The potato section of the in-ground garden was layered with compost, tilled, and leveled off. A row was dug about 12 inches deep and the soil placed into a wheelbarrow.
A digging fork is used to loosen the soil in the trench to a depth of another 12 inches, which helps allow oxygen into the soil and permits the roots to penetrate easier.
I tried using a digging fork, but then opted to use our Mantis tiller. Held in place, it easily aerated the soil down another 12-inches. I double-checked with a digging fork to be sure.
Once the soil was aerated, fertilizer and compost were added and worked into the loosened soil.
The soil was really fluffed up by the Mantis, so I used a bulb planter to be sure the potatoes were planted 9-inches below the soil level. I used a 9-inch stick to check myself along the way.
Then the seed potatoes were spaced out 9-inch centers using the stick as a guide.
The center location of each row was marked along the edges with sticks so the next row could be measured out. The soil from the next row was used to cover the first. I tried to offset plant the rows, but found once they were covered, I had to guess the location.

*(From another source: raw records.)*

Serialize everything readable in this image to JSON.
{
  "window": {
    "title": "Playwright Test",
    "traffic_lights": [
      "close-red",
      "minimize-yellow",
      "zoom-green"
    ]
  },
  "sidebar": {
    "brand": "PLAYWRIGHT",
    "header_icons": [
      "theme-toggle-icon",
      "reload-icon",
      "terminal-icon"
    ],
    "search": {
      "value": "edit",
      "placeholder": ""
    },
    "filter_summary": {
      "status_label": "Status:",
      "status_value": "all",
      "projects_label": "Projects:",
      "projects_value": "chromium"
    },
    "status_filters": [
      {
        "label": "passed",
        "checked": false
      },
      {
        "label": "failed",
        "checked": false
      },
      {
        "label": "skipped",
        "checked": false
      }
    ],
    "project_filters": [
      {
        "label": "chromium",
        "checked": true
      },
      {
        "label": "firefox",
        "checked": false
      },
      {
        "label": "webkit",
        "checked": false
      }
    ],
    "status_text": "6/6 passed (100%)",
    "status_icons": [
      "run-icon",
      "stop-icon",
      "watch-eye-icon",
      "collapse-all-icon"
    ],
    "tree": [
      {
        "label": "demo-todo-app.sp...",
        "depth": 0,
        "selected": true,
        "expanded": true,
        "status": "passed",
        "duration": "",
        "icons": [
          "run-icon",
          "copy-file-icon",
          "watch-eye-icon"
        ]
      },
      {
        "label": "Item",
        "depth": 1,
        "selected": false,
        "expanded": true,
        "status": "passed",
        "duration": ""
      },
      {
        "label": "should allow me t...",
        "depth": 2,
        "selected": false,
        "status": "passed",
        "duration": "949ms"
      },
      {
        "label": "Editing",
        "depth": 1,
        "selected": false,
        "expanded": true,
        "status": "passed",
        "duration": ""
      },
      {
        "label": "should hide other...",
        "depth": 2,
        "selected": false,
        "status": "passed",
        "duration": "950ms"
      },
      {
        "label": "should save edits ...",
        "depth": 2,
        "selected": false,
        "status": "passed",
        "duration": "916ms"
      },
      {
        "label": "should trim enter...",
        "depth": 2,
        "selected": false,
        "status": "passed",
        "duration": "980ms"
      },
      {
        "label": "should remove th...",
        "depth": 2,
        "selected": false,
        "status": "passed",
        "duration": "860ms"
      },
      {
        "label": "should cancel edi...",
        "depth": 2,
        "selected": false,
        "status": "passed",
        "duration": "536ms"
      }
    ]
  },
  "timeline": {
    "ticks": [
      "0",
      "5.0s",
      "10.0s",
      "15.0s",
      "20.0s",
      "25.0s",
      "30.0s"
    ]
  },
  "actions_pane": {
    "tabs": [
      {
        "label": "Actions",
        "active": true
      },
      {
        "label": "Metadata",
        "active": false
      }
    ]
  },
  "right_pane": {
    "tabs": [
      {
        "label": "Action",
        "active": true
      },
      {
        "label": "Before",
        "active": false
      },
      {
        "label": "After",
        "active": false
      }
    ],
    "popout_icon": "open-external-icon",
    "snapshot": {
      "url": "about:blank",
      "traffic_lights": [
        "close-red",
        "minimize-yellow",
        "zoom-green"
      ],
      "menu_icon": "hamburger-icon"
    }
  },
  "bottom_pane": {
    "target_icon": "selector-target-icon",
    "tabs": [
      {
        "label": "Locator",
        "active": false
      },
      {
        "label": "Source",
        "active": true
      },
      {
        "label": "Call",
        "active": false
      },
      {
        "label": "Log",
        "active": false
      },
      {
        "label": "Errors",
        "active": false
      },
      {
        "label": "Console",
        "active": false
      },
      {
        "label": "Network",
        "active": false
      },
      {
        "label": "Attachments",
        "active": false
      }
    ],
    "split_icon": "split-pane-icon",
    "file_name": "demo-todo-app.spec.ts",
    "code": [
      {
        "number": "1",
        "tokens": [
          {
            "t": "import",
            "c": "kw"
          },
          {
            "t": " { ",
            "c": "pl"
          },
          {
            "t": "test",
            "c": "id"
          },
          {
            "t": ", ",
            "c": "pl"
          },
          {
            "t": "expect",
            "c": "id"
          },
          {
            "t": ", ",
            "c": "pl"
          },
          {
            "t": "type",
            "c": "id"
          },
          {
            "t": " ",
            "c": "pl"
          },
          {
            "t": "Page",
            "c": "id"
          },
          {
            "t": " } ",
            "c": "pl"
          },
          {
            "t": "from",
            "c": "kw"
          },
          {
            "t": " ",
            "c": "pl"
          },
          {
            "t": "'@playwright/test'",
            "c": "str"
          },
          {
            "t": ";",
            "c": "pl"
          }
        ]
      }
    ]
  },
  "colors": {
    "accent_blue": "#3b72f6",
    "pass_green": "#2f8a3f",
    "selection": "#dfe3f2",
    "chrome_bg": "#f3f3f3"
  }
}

Once the bed was planted, we added the reserved soil from the wheelbarrow, leveled it off, and laid soaker hoses:
The bed was then mulched with straw to help conserve moisture and keep the weeds down:
I didn’t follow the “Grow Biointensive” method exactly (double digging is HARD). I also didn’t use a digging board, which is recommended to help distribute your weight so you don’t compact the soil. We have one more potato bed to plant and I am thinking of modifying the method a bit further.